Pelo andar da carruagem, o governador de São Paulo, Tarcísio de Freitas, será candidato à Presidência em 2026. Sua vitória eleitoral e muitos aspectos de sua gestão qualificam-no para isso. Ele produziu uma imagem austera, próxima do unicórnio de político técnico. Como se sabe, unicórnio não existe.
Tarcísio de Freitas é um exemplo dos poucos momentos virtuosos na passagem de Jair Bolsonaro pela Presidência da República. Ele o escolheu para o Ministério da Infraestrutura sem conhecê-lo. No Planalto, foi Bolsonaro quem o convenceu a disputar o Governo de São Paulo.
Tarcísio seria um bolsonarista moderado. Como ensina a repórter Flávia Oliveira, "bolsonarista moderado é como cabeça de bacalhau, não existe". Na tarde de domingo, tendo ao lado o prefeito Ricardo Nunes, Tarcísio disse o seguinte:
"Houve interceptação de conversas e de orientações que eram emanadas de presídios por parte de uma facção criminosa, orientando determinadas pessoas em determinadas áreas a votar em determinados candidatos."
Questionado por uma jornalista sobre quem seria o candidato no qual houve a orientação a votar, Tarcísio respondeu: "Boulos".

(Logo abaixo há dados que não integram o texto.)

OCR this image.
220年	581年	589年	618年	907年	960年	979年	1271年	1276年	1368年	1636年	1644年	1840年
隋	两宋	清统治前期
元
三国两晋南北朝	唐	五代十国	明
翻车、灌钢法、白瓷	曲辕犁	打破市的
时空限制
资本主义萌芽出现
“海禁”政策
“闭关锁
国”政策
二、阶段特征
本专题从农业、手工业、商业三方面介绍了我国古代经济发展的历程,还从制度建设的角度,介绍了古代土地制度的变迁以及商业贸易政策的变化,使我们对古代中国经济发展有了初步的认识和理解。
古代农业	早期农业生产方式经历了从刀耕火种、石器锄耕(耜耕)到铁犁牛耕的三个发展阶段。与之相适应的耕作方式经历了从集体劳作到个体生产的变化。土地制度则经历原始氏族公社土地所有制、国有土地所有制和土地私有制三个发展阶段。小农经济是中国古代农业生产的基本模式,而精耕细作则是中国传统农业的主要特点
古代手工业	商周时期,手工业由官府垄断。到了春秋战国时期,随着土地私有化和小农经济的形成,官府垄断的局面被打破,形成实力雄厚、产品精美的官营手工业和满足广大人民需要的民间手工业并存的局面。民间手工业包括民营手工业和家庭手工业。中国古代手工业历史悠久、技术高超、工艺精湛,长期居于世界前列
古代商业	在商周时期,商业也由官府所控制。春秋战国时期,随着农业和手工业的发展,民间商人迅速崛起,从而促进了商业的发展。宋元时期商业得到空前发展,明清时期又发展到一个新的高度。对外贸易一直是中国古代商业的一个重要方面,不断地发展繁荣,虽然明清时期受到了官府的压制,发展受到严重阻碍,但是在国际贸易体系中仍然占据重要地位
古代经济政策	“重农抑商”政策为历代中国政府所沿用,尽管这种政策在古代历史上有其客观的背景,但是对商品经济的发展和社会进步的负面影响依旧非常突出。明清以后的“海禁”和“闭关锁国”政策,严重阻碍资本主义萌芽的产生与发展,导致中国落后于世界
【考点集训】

As urnas estavam abertas, e as interceptações eram de setembro, anteriores ao primeiro turno, imprestáveis como prova de que Boulos tinha o apoio do Primeiro Comando da Capital. O governador de São Paulo acabava de ter o seu Momento Pablo Marçal. Horas depois, com as urnas fechadas e Nunes reeleito com mais de 1 milhão de votos de diferença, o governador admitiu que cometeu um erro ao acusar Boulos.
Em março passado, quando a PM de São Paulo barbarizava na Baixada Santista, com dezenas de mortos, e era denunciada junto à Comissão de Direito Humanos das Nações Unidas, ele disse:
"Pode ir na ONU, na Liga da Justiça, no raio que o parta, que eu não estou nem aí."

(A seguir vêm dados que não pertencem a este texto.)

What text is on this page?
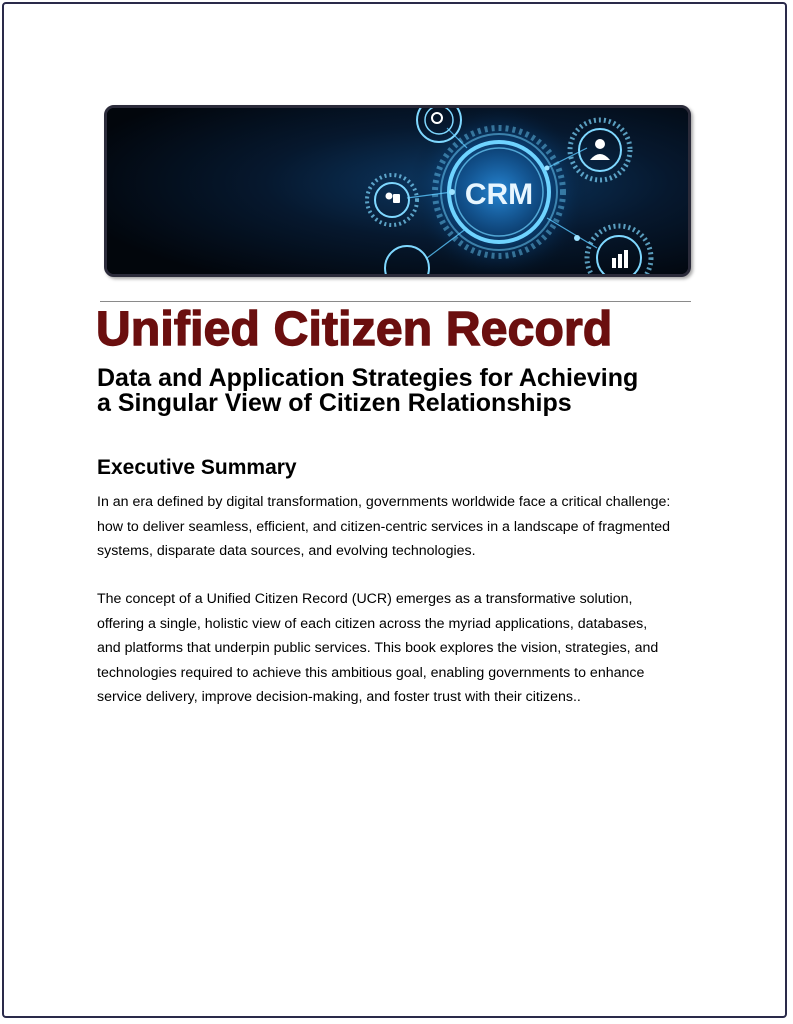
CRM
Unified Citizen Record
Data and Application Strategies for Achieving
a Singular View of Citizen Relationships
Executive Summary
In an era defined by digital transformation, governments worldwide face a critical challenge:
how to deliver seamless, efficient, and citizen-centric services in a landscape of fragmented
systems, disparate data sources, and evolving technologies.
The concept of a Unified Citizen Record (UCR) emerges as a transformative solution,
offering a single, holistic view of each citizen across the myriad applications, databases,
and platforms that underpin public services. This book explores the vision, strategies, and
technologies required to achieve this ambitious goal, enabling governments to enhance
service delivery, improve decision-making, and foster trust with their citizens..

Um mês depois, desculpou-se: "Naquela fala, perdi a paciência, perdi a cabeça".
Seria um bacalhau em busca de uma cabeça, mas Tarcísio só erra numa direção, como o do mercado.
Indo-se ao erro de domingo, Tarcísio deveria medir o tamanho de sua leviandade no exemplo de um político que sabia jogar sujo. Lyndon Johnson (1908-1973) gostava de contar uma de suas piadas favoritas:
O candidato a xerife é amigo do dono do jornal e lhe pede que publique que seu rival foi visto tendo relações com um porco. O amigo diz que o outro desmentirá a acusação.
"É o que eu quero", arremata o amigo.
Em outubro de 1968, o mesmo Johnson era presidente dos Estados Unidos, tinha uma guerra no Vietnã e estava pronto para anunciar o início de negociações para buscar a paz. Haveria uma eleição presidencial no dia 5 de novembro, e ele tinha candidato. Seu adversário, Richard Nixon, soube da iniciativa. (A informação veio do professor Henry Kissinger, que tinha um pé em cada candidatura.)
Johnson soube que Nixon torpedearia a iniciativa de paz, pedindo ao Vietnã do Sul que se recusasse a negociar. Grampeou os interessados e interceptou comunicações diplomáticas.
Tinha todas as provas de que o candidato conspirou para travar o acordo, mas ficou calado, e Nixon elegeu-se. Por quê? Pelo estrago que uma denúncia daquele tamanho provocaria no país.
Diferentemente dos episódios de Pablo Marçal e de Tarcísio de Freitas, a denúncia de Johnson seria verdadeira.